I had a colleague ask me what are the key project management strategies for successful ERP/COTS implementations. I laughed and told my friend that I’m still learning! My friend is an experienced, certified project manager (PMP) so I spared him the foundational best practices (approved project charter, executive support, risk management, communications, etc). These core best practices are well known and documented. I wanted to go to extra mile and provide advice that may not be well known or understood. Following are the key strategies that drive my project management approach for ERP/COTS implementations:
Need to have a clearly defined scope. This includes (a) what’s in scope, (b) what’s out of scope, (c) and who is doing what. Just as important to scope definition is to define constraints and assumptions. Example: for packaged software implementations (like ERP) I create scope statements with the following sections:
i. Packaged software features in scope (product scope)
ii. Packaged software features out of scope (product scope)
iii. Implementation activities and party responsible (project scope)
A clearly defined scope allows the project team to focus on the activities that have a direct impact on the project objective(s) while filtering out “out of scope” work.
(2) KNOW THE BUSINESS
How can you lead a project to generate value for a business if you do not understand the business? You may be able to perform project control/admin but you will not be able to lead a project team in their efforts. Analyzing whether your project is generating business value is difficult if you do not understand what results drive real value.
(3) ENABLEMENT OVER CONTROL
Would you rather have one person (PM) focused on project scope or the entire project team (including your customer) guarding project scope? It’s been my experience that undetected scope creep starts outside of project meetings – ex. water cooler discussions, off topic discussions. Addressing project scope changes in a change control process is reactive – you already wasted time/effort writing up the potential change. I educate the entire project team on the project management basics of scope, schedule, and resources. I also make the scope easy to understand so that every individual on the project team understands scope boundaries. Individual team members are your first line of defense – the project manager cannot be everywhere at once.
Governance by itself does guarantee business value – a project manager has to do more than just control.
(4) BE RESULTS-ORIENTED
Focus on the right results: On-time, On-Budget are good project metrics but it does not guarantee that business value is generated. Decisions drive projects forward – not action items. As your project evolves your meetings should start generating more decisions and less action items. Running software is a good beginning but is not the end of generating business value.

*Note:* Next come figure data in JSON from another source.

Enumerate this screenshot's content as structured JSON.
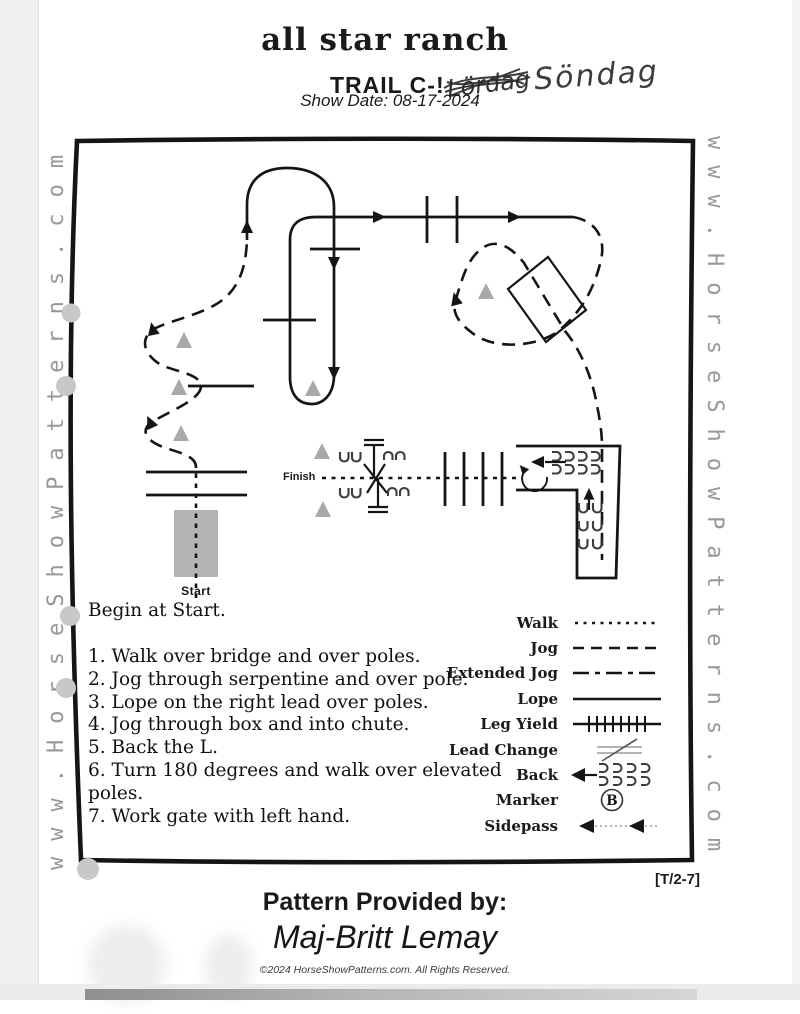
{
  "header": {
    "title": "all star ranch",
    "subtitle": "TRAIL C-!",
    "crossed_out_word": "Lördag",
    "handwritten_word": "Söndag",
    "show_date": "Show Date: 08-17-2024"
  },
  "watermark": {
    "text": "www.HorseShowPatterns.com"
  },
  "course": {
    "start_label": "Start",
    "finish_label": "Finish"
  },
  "instructions": {
    "intro": "Begin at Start.",
    "steps": [
      "1. Walk over bridge and over poles.",
      "2. Jog through serpentine and over pole.",
      "3. Lope on the right lead over poles.",
      "4. Jog through box and into chute.",
      "5. Back the L.",
      "6. Turn 180 degrees and walk over elevated poles.",
      "7. Work gate with left hand."
    ]
  },
  "legend": {
    "items": [
      {
        "label": "Walk",
        "symbol": "dotted-line"
      },
      {
        "label": "Jog",
        "symbol": "dashed-line"
      },
      {
        "label": "Extended Jog",
        "symbol": "dash-dot-line"
      },
      {
        "label": "Lope",
        "symbol": "solid-line"
      },
      {
        "label": "Leg Yield",
        "symbol": "hatched-line"
      },
      {
        "label": "Lead Change",
        "symbol": "slash-over-lines"
      },
      {
        "label": "Back",
        "symbol": "hoofprints-left-arrow"
      },
      {
        "label": "Marker",
        "symbol": "circled-letter",
        "marker_letter": "B"
      },
      {
        "label": "Sidepass",
        "symbol": "double-left-arrow"
      }
    ]
  },
  "footer": {
    "pattern_code": "[T/2-7]",
    "provided_by_label": "Pattern Provided by:",
    "provided_by_name": "Maj-Britt Lemay",
    "copyright": "©2024 HorseShowPatterns.com. All Rights Reserved."
  },
  "colors": {
    "ink": "#151515",
    "watermark_gray": "#989898",
    "cone_gray": "#a9a9a9",
    "bridge_gray": "#b4b4b2"
  }
}
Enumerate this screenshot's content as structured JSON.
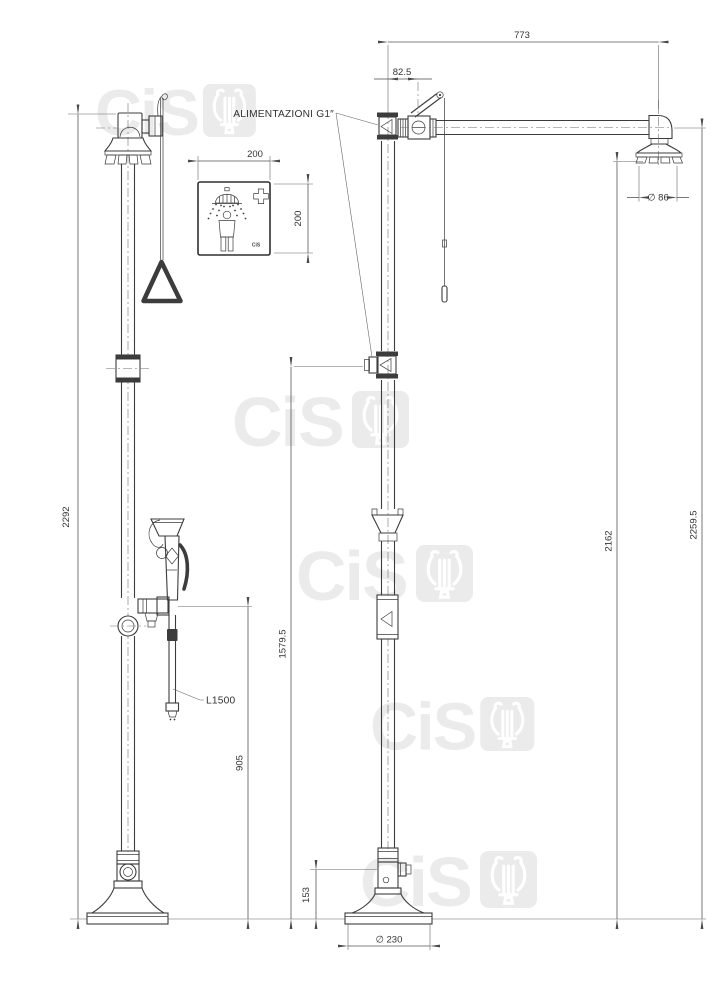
{
  "watermark": {
    "text": "CiS"
  },
  "annotations": {
    "supply_note": "ALIMENTAZIONI G1″",
    "hose_length_label": "L1500"
  },
  "sign": {
    "width_label": "200",
    "height_label": "200",
    "logo_text": "CiS"
  },
  "dimensions": {
    "overall_height_front": "2292",
    "arm_length": "773",
    "valve_offset": "82.5",
    "shower_head_diameter": "∅ 86",
    "shower_outlet_height": "2162",
    "total_height_side": "2259.5",
    "supply_inlet_height": "1579.5",
    "eyewash_outlet_height": "905",
    "base_inlet_height": "153",
    "base_diameter": "∅ 230"
  },
  "colors": {
    "linework": "#3c3c3c",
    "dimension_lines": "#555555",
    "watermark": "#ebebeb"
  }
}
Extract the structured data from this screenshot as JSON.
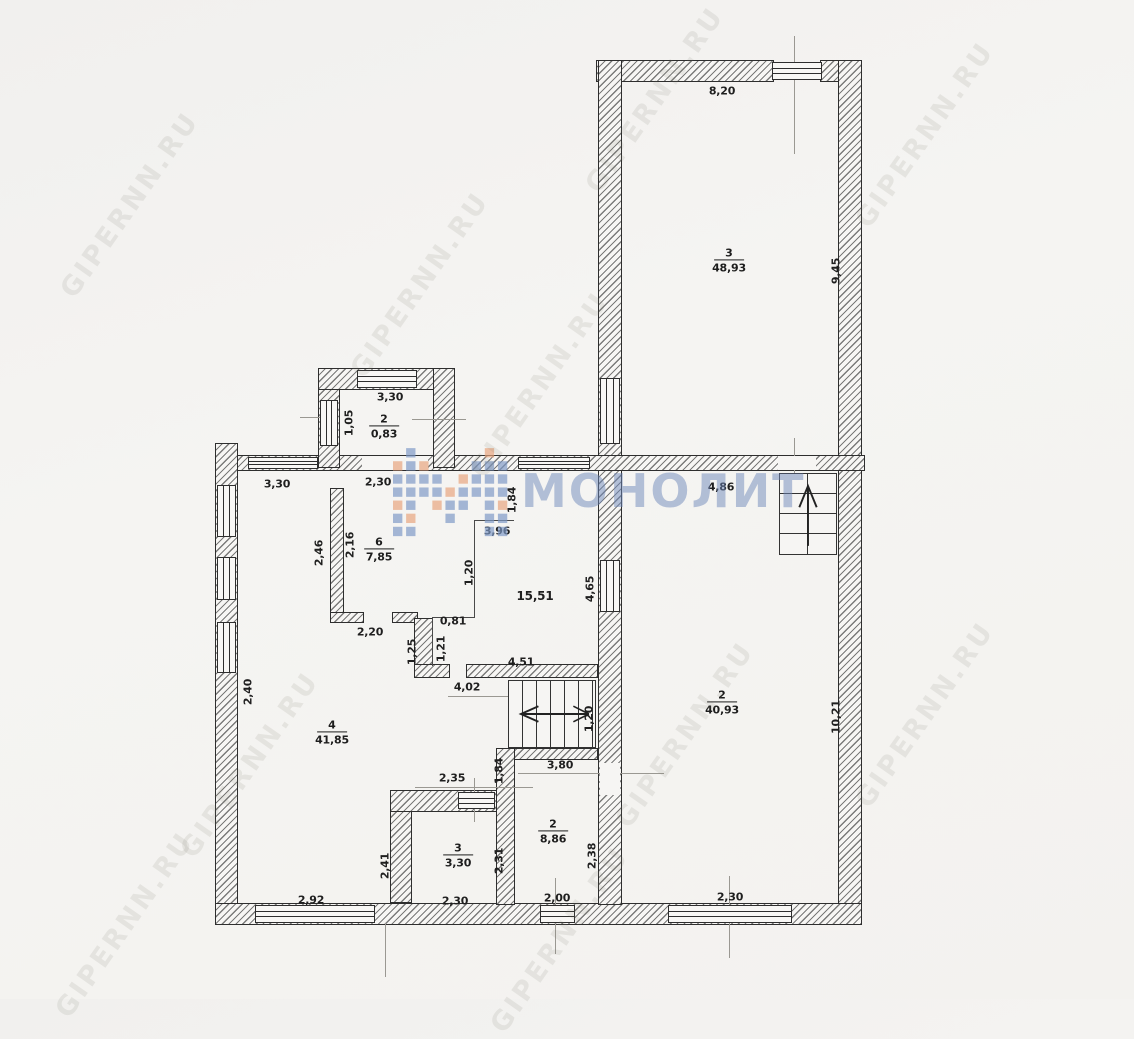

(5) CREATE AND PROMOTE TRUST
Like the old adage says “Trust but verify!” The only thing I would add to this is to build in an iterative approach so that verification is frequent versus a one-time event. Waiting to develop trust during the Testing phase (i.e. validation) is not a smart risk to take.
(6) BE ADAPTABLE
Do not confuse a plan with execution. A project plan is a simplified model of reality based upon many factors whose definition will further elaborate during the project. Change will occur – be flexible and adaptable to reach the desired goals. A process (methodology) supports achieving the desired results but the methodology is not more important than achieving the desired business results.
Effective project management must be more than coordination and control – it must include enablement and leadership. Always keep the end goal in sight and on the minds of your project team.